Wer sich aber durch die farblichen Irrwege hindurch näher mit dem Schiff befasst, findet mehr Erstaunliches. Eine Achterkabine mit zwei veritablen Betten zum Beispiel, ein Mittelcockpit mit Steuersäule, ein ungewöhnlicher, aber gemütlicher Innenraum samt separatem WC-Abteil. Und natürlich die Tatsache, dass es eine Dehler ist.
Die sind erfreulich robust und obendrein wohldurchdacht, mit vielen nützlichen Details. Damals waren die Duettas echte Fahrtenschiffe. Zwar von Cees van Tongeren, damals Angestellter und später Inhaber von Van de Stadt, jenem legendären Entwurfsbüro in Zaandam, schon mit erstaunlich breitem Heck gezeichnet.

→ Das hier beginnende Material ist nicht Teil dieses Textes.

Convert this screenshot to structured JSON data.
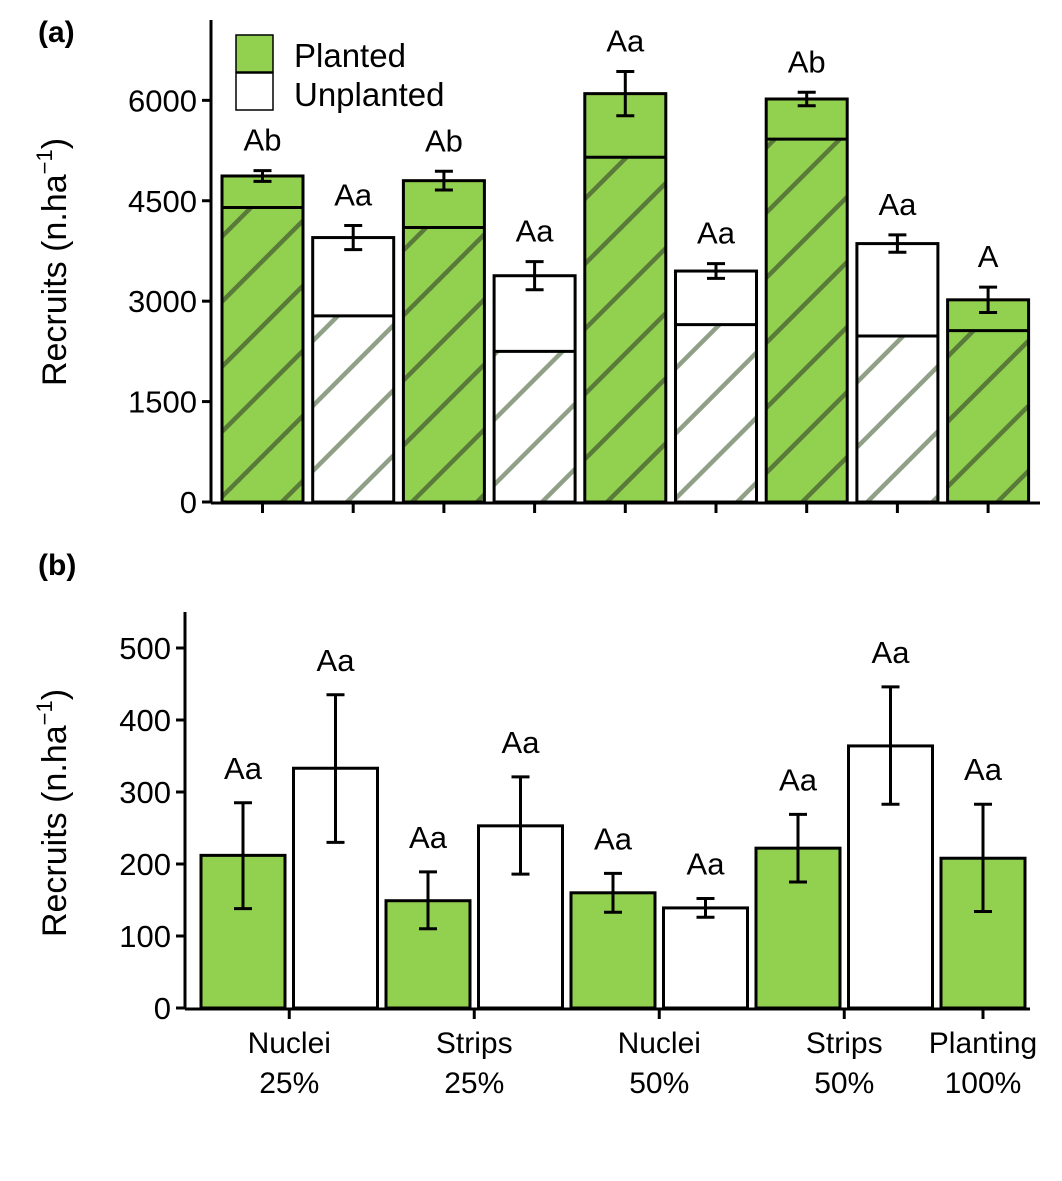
{
  "colors": {
    "planted": "#92d050",
    "unplanted": "#ffffff",
    "hatch_on_green": "#5a7a3a",
    "hatch_on_white": "#8fa087",
    "stroke": "#000000"
  },
  "legend": {
    "planted": "Planted",
    "unplanted": "Unplanted",
    "placement": "top-left"
  },
  "chart_data": [
    {
      "panel": "(a)",
      "type": "bar",
      "stacked_inner_portion": true,
      "ylabel": "Recruits (n.ha",
      "ylabel_sup": "−1",
      "ylabel_close": ")",
      "ylim": [
        0,
        7200
      ],
      "yticks": [
        0,
        1500,
        3000,
        4500,
        6000
      ],
      "grid": false,
      "bars": [
        {
          "fill": "planted",
          "value": 4870,
          "inner": 4400,
          "err": 80,
          "label": "Ab"
        },
        {
          "fill": "unplanted",
          "value": 3950,
          "inner": 2780,
          "err": 180,
          "label": "Aa"
        },
        {
          "fill": "planted",
          "value": 4800,
          "inner": 4100,
          "err": 140,
          "label": "Ab"
        },
        {
          "fill": "unplanted",
          "value": 3380,
          "inner": 2250,
          "err": 210,
          "label": "Aa"
        },
        {
          "fill": "planted",
          "value": 6100,
          "inner": 5150,
          "err": 330,
          "label": "Aa"
        },
        {
          "fill": "unplanted",
          "value": 3450,
          "inner": 2650,
          "err": 110,
          "label": "Aa"
        },
        {
          "fill": "planted",
          "value": 6020,
          "inner": 5420,
          "err": 100,
          "label": "Ab"
        },
        {
          "fill": "unplanted",
          "value": 3860,
          "inner": 2480,
          "err": 130,
          "label": "Aa"
        },
        {
          "fill": "planted",
          "value": 3020,
          "inner": 2560,
          "err": 190,
          "label": "A"
        }
      ]
    },
    {
      "panel": "(b)",
      "type": "bar",
      "ylabel": "Recruits (n.ha",
      "ylabel_sup": "−1",
      "ylabel_close": ")",
      "ylim": [
        0,
        550
      ],
      "yticks": [
        0,
        100,
        200,
        300,
        400,
        500
      ],
      "grid": false,
      "categories": [
        {
          "line1": "Nuclei",
          "line2": "25%"
        },
        {
          "line1": "Strips",
          "line2": "25%"
        },
        {
          "line1": "Nuclei",
          "line2": "50%"
        },
        {
          "line1": "Strips",
          "line2": "50%"
        },
        {
          "line1": "Planting",
          "line2": "100%"
        }
      ],
      "bars": [
        {
          "fill": "planted",
          "value": 212,
          "low": 138,
          "high": 285,
          "label": "Aa"
        },
        {
          "fill": "unplanted",
          "value": 333,
          "low": 230,
          "high": 435,
          "label": "Aa"
        },
        {
          "fill": "planted",
          "value": 149,
          "low": 110,
          "high": 189,
          "label": "Aa"
        },
        {
          "fill": "unplanted",
          "value": 253,
          "low": 186,
          "high": 321,
          "label": "Aa"
        },
        {
          "fill": "planted",
          "value": 160,
          "low": 133,
          "high": 187,
          "label": "Aa"
        },
        {
          "fill": "unplanted",
          "value": 139,
          "low": 126,
          "high": 152,
          "label": "Aa"
        },
        {
          "fill": "planted",
          "value": 222,
          "low": 175,
          "high": 269,
          "label": "Aa"
        },
        {
          "fill": "unplanted",
          "value": 364,
          "low": 283,
          "high": 446,
          "label": "Aa"
        },
        {
          "fill": "planted",
          "value": 208,
          "low": 134,
          "high": 283,
          "label": "Aa"
        }
      ]
    }
  ]
}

Aber eben mitten in der IOR-Ära so gar nicht IOR. Kein Minispiegel, keine Beule, sondern ein gestreckter Rumpf, achtern breit und gutmütig auch bei mehr Krängung. „Das war ein Verkäuferschiff. Wir fingen damals an mit der Delanta, aus der Georg Nissen die ‚Timschal‘ entwarf und erfolgreich Regatten segelte, auch über die DB 1 nachzudenken. Das fand mein Vater damals spannend: sportlicher segeln.
Die DB 1 war ein Vollblut- IOR- Dreivierteltonner. Da wurden die Verkäufer nervös. Zu sportlich ist ja nett, aber kauft das auch wer? Darum die Duetta 86 als echtes Fahrtenschiff, um die zu beruhigen“, erzählt Karl Dehler, Sohn des Werftgründers Willi Dehler. Und die Verkäufer hielten Wort. „So 1.000 Stück sind das sicher, die von der Duetta gebaut wurden“, erinnert er sich. Neben den Serien Delanta, Optima, Sprinta und der legendären Varianta 65 war die Duetta ihrerzeit die fünfte Linie der Werft.
Und die 86 kam gleich in drei Ausbauvarianten: Die „L“ hat eine Doppelkoje unter dem Vorschiff. Daran schließt der Salon mit L-förmiger Pantry an. Das Cockpit reicht bis an den Spiegel. Das Gleiche gilt für die Version „G“. Sie hat jedoch keine Liegemöglichkeit unter dem Vordeck. Dort sind von innen erreichbare Schränke und eine von Deck aus zugängliche große Segellast untergebracht. Geschlafen wird in zwei Hundekojen, die von innen her zu erreichen sind.
Die dritte Version „A“ ist die des Testbootes mit der abgetrennten Achterkabine. Dort befinden sich ebenfalls zwei einzelne Kojen. Das Cockpit rutscht nach vorne. Unter dem Vordeck finden sich wie bei der „G“ keine Kojen. Der Salontisch kann jedoch abgesenkt werden, sodass dort ebenfalls eine riesige Liegefläche entsteht, in der aber in der Mitte die Maststütze thront. Der Zusatz „S“ in den Bezeichnungen steht für eine luxuriösere Ausstattung, in der die Teak-Scheuerleiste, Teak im Cockpit, Treadmaster-Decksbelag und der Gaskocher enthalten waren.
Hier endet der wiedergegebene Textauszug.